Marketing Mini Symposium

David Reiley
David Reiley
  • Speaker
Research Scientist, Google
Peter Verhoef
Peter Verhoef
  • Speaker
Faculty of Economics & Business, University of Groningen
Carl Mela
Carl Mela
  • Speaker
Fuqua School of Business, Duke University
Bas Donkers
  • Speaker
Erasmus School of Economics (ESE), Erasmus University Rotterdam

Event Information

Fri. 12 Apr. 2013
Nailya Ordabayeva
12:00-17:00 hours


12.00 – 13.15
Room Q1-01

David Reiley (Google)
Title TBA

13.30 – 14.30

Peter Verhoef (Groningen University)
Social Influence Among Customers

14.30 – 15.15

Carl Mela (Duke University)
Hyper-media Search and Consumption

16.00 – 17.00

Bas Donkers (Erasmus University)
The Customer Cannot Choose (inaugural address)

17.00 –


Social Influence Among Customers (Peter Verhoef, RUG)
Many firms capitalize on their customers’ social networks to improve the success rate of their new products. In this paper, the authors analyze the dynamic effects of social influence and direct marketing on the adoption of a new high-technology product. Social influence is likely to play a role because the decision to adopt a high-involvement product requires extensive search of information from various sources. The authors use call detail records to construct ego networks for a large sample of customers of a Dutch mobile telecommunications operator. Using a fractional polynomial hazard approach to model adoption timing and multiple social influence variables, they provide a fine-grained analysis of social influence. They show that the effect of social influence from cumulative adoptions in a customer’s network decreases from the product introduction onward, whereas the influence of recent adoptions remains constant. The effect of direct marketing is also positive and decreasing from the product introduction onward. Hence, this study provides new insights into adoption of high-technology products by analyzing dynamic effects of social influence and direct marketing simultaneously.  

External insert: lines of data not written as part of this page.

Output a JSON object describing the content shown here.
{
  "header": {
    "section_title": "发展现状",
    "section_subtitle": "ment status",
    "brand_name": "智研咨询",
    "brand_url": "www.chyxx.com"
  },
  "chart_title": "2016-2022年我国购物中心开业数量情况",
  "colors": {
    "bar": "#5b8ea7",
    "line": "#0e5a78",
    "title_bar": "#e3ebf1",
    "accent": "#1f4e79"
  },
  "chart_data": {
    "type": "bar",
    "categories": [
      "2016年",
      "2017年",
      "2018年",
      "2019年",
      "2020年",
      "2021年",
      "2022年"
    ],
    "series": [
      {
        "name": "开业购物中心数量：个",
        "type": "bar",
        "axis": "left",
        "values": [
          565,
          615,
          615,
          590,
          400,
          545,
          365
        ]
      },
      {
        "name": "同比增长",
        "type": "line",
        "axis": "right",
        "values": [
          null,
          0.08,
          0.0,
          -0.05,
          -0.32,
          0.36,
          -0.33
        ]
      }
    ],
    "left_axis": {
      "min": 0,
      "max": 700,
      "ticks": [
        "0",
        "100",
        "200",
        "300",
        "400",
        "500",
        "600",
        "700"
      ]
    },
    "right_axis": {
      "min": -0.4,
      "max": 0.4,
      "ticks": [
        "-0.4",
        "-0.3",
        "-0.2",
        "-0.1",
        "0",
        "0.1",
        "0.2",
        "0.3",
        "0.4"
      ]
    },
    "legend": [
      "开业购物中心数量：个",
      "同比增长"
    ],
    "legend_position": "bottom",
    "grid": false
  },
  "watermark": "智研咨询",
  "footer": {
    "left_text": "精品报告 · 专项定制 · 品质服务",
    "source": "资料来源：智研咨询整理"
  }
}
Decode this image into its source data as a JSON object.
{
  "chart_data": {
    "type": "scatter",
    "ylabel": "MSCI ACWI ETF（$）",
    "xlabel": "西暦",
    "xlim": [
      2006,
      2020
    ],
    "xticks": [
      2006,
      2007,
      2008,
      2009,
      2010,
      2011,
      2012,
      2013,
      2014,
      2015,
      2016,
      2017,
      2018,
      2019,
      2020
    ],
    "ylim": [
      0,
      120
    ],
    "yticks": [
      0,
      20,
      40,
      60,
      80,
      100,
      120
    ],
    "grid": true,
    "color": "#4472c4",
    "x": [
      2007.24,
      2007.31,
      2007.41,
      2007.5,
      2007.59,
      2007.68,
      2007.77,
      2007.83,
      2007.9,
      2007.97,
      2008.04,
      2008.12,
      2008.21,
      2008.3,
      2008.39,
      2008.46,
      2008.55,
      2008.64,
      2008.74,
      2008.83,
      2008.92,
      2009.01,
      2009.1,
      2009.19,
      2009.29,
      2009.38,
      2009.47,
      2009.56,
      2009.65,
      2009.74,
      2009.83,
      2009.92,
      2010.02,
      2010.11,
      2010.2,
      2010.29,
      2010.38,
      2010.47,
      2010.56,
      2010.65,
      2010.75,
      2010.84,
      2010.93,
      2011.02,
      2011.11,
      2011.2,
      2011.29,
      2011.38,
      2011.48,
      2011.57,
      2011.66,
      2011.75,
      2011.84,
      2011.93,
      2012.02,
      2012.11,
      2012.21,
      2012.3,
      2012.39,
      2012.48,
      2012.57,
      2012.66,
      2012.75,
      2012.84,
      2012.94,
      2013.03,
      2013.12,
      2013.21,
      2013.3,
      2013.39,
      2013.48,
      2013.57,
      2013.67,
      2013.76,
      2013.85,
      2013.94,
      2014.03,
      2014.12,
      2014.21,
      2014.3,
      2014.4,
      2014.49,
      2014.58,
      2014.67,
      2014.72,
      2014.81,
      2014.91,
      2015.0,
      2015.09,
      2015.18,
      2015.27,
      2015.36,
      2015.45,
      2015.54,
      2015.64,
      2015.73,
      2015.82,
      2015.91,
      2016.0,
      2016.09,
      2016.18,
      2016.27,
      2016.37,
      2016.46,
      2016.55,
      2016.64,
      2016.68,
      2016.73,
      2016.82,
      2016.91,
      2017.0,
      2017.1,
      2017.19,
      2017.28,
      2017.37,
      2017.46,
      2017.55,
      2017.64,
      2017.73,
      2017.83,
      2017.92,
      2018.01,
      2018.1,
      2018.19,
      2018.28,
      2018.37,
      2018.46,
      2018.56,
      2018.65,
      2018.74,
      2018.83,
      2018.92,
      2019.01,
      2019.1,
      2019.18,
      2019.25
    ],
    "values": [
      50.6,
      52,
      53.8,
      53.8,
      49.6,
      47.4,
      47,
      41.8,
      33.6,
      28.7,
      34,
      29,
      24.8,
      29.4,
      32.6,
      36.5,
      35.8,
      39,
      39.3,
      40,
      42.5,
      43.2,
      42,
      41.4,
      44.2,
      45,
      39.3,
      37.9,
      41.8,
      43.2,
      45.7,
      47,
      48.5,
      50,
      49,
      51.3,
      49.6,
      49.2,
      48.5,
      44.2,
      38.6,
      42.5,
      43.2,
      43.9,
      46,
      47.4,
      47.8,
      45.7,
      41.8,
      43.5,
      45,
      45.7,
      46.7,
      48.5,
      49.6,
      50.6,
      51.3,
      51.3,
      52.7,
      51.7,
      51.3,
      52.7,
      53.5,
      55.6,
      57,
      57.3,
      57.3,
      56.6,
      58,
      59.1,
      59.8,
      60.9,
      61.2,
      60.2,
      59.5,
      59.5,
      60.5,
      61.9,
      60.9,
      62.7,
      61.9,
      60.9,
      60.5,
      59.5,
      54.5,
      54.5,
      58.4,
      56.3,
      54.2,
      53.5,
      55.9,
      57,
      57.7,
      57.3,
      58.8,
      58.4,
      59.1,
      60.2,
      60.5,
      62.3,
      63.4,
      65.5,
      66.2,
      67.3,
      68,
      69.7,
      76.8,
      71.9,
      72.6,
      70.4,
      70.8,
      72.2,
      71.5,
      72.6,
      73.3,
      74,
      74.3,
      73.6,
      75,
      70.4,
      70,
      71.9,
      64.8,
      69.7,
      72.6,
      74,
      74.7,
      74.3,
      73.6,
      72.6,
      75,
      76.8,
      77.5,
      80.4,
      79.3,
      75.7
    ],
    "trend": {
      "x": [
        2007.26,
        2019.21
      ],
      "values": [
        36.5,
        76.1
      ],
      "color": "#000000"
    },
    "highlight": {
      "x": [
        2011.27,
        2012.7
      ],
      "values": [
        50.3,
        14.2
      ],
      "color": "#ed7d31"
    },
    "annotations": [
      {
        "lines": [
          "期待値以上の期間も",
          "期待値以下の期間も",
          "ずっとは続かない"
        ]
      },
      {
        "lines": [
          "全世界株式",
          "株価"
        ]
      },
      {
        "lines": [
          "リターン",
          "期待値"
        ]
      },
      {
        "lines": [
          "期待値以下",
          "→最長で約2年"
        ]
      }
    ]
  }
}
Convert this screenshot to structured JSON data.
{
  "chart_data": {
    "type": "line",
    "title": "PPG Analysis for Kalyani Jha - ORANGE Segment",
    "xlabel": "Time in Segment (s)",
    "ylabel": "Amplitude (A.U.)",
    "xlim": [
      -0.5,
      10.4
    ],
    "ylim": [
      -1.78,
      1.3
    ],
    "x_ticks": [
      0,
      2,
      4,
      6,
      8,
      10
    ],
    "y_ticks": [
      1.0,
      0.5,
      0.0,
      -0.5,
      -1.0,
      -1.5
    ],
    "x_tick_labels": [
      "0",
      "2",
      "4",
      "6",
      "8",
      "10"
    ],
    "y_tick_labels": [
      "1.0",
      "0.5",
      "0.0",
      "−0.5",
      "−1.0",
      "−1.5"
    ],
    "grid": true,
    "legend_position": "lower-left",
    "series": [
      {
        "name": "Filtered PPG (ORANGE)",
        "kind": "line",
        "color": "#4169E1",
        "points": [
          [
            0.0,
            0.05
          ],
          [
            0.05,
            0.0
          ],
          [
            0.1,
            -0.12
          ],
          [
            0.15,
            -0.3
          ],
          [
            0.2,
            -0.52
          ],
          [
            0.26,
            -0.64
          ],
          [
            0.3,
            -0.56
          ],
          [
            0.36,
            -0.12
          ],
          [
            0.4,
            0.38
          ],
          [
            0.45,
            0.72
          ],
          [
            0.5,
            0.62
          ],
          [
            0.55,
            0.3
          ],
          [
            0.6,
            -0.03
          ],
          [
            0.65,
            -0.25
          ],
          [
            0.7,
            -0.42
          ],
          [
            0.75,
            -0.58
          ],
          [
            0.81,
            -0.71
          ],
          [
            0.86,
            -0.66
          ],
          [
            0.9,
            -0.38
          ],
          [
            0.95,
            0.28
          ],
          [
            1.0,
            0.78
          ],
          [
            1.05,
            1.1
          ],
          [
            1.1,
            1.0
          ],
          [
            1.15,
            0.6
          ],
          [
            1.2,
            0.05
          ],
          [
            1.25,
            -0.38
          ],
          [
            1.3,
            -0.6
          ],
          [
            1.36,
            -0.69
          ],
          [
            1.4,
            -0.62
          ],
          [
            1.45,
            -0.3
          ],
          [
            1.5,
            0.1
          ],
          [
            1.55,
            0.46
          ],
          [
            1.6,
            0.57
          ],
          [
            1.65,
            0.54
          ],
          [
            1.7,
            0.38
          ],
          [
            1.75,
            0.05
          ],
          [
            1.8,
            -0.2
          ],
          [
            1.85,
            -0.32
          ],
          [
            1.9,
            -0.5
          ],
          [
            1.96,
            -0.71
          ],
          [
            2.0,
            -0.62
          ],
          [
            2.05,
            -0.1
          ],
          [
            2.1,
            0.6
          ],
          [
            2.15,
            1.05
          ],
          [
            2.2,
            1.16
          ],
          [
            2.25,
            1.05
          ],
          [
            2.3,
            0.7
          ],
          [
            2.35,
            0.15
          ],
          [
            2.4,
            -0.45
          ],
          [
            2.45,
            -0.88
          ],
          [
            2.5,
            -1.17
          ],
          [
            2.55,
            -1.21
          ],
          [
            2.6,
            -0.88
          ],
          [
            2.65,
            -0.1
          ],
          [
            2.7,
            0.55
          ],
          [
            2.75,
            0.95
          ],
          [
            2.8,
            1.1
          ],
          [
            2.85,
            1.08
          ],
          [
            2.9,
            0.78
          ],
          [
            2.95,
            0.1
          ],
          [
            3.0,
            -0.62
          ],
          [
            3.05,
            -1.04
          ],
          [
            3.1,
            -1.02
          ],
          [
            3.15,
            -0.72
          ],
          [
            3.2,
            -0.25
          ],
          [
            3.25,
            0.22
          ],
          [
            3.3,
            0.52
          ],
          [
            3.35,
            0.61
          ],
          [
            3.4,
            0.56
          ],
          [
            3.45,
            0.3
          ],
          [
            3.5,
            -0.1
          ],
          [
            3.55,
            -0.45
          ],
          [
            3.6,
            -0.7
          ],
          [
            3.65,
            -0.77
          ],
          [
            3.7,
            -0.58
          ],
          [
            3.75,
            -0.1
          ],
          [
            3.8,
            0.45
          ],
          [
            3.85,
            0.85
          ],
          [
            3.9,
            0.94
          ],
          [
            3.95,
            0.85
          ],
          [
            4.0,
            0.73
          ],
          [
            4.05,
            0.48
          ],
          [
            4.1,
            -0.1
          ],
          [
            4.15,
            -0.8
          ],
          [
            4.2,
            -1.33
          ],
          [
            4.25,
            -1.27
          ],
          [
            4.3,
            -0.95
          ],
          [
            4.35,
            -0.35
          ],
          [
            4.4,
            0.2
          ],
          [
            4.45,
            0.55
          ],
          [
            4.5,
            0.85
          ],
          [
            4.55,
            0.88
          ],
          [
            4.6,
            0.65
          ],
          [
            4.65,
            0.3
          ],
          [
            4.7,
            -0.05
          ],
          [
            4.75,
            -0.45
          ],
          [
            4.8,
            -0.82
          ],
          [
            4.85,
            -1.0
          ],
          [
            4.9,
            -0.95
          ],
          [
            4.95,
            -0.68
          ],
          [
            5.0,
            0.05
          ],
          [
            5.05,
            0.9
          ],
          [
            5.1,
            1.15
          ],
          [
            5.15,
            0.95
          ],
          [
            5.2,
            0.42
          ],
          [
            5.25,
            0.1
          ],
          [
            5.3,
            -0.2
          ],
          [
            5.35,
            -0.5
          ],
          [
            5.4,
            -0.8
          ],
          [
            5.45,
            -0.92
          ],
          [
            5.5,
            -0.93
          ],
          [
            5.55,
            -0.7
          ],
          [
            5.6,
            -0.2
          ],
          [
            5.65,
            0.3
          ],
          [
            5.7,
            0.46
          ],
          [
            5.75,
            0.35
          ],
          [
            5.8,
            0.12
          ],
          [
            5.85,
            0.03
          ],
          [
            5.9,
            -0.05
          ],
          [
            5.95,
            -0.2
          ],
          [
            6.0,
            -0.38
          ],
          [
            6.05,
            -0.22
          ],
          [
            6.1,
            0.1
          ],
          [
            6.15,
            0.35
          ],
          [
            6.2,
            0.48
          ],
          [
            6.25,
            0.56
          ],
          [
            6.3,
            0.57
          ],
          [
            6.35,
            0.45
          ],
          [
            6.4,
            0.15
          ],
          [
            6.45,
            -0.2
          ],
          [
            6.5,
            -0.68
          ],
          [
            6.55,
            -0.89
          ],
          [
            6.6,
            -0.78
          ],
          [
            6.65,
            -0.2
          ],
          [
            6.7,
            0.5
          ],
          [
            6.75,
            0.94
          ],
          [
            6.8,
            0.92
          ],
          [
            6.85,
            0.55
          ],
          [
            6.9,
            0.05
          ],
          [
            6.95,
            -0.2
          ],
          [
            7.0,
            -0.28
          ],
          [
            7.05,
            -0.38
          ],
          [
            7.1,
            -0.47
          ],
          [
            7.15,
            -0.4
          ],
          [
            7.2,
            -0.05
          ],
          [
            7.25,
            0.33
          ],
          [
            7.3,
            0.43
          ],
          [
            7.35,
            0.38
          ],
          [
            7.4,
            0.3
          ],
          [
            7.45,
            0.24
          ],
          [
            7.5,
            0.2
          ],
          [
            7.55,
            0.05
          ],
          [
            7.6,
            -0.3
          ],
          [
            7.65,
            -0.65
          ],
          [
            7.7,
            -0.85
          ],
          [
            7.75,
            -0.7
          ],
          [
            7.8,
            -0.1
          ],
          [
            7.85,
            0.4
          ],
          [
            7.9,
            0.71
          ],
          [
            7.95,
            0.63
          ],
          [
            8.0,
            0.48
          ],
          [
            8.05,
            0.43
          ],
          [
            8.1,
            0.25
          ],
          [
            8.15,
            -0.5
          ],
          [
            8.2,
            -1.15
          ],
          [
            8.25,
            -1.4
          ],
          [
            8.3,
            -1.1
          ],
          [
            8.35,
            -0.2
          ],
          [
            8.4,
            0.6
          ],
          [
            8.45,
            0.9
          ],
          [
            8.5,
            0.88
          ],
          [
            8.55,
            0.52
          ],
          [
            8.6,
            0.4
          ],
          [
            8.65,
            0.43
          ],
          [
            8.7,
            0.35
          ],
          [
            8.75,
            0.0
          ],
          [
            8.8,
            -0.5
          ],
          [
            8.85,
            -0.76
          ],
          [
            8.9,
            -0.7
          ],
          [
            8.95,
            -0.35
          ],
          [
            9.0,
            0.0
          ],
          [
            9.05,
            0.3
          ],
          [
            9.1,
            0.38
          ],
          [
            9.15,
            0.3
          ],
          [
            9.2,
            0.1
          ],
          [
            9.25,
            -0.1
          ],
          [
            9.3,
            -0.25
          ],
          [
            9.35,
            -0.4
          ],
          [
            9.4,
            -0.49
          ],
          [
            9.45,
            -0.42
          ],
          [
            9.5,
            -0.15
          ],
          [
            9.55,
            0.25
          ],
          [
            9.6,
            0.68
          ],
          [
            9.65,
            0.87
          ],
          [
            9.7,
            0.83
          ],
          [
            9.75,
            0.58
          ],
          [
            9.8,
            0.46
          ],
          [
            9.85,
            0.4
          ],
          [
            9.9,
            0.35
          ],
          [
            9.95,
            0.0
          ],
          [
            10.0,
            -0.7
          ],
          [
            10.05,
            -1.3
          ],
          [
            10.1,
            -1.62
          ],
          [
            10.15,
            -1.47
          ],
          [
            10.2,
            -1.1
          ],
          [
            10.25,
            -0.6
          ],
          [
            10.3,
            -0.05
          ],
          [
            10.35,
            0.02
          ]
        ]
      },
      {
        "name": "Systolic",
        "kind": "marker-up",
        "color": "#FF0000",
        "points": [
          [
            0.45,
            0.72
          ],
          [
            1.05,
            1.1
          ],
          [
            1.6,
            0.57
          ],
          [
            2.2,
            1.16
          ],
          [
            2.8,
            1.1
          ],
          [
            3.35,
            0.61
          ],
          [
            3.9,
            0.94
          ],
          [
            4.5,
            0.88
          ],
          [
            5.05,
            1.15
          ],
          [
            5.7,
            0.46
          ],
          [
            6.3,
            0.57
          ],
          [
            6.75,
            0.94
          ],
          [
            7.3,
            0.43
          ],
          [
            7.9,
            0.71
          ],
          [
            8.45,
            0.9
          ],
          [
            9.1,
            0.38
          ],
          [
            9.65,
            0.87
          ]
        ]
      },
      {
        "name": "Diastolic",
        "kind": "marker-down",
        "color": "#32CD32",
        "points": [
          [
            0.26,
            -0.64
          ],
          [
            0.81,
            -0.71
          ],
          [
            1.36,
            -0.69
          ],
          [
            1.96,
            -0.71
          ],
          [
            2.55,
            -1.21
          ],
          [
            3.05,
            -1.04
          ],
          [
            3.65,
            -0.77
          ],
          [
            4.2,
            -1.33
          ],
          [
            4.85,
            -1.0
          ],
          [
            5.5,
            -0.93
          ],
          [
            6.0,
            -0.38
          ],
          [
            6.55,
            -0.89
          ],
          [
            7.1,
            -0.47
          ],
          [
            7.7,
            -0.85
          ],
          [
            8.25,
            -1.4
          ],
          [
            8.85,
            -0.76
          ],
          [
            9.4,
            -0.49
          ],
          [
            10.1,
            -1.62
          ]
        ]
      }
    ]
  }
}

Hyper Media Search and Consumption (Carl Mela, Duke University)
In the past five years, the number of Americans using the Internet as their main source of news has doubled to more than 40%, while those choosing newspapers has dropped to just over 30%. Although this trend signals a shift in the consumption of information in favor of hyper-media, wherein excerpting and linking is commonplace, research regarding how consumers acquire news in online environments has not proceeded apace. We develop a model of forward-looking consumers who gain knowledge and utility through the search and consumption of hyper-media, and explore its implications for welfare and site policy.

The model is estimated using comScore browsing data for five celebrity news and gossip sites, supplemented with link data scraped from site archives. The model is estimated by coupling Imai, Jain, and Ching’s (2009; Econometrica 77(6):1865–1899) method with the Riemann manifold sampling algorithm of Girolami and Calderhead (2011; JRSS-B 73(2):123–214). The pairing of these recent advances enables researchers to estimate dynamic models with many more variables and states than previously considered.

Results indicate consumers are heterogeneous in their preferences for certain types of celebrity sites (e.g., females prefer sites that emphasize gossip over pictorials of female models and entertainers). Results also indicate that links to other sites are informative about the target site’s potential quality; after observing one link to another site, consumers’ uncertainty about the linked site’s quality is about 20% lower.

Counterfactual analyses show that network throttling, in which access to all sites is slowed down uniformly in an effort to reduce congestion, has an unequal effect on site traffic. For example, sites frequented by consumers with higher than average browsing costs lose a greater share of their traffic. A related analysis shows that when carriers take bandwidth from one site and reallocate it to others, some consumers who browse less are actually better off, and some who browse more are worse off. A third counterfactual analysis shows how a change in fair use law, in which excerpts and links become less informative of the linked sites’ quality, causes consumers with more niche tastes to curtail their searches, consequently decreasing traffic at sites with mainstream content and many inbound links.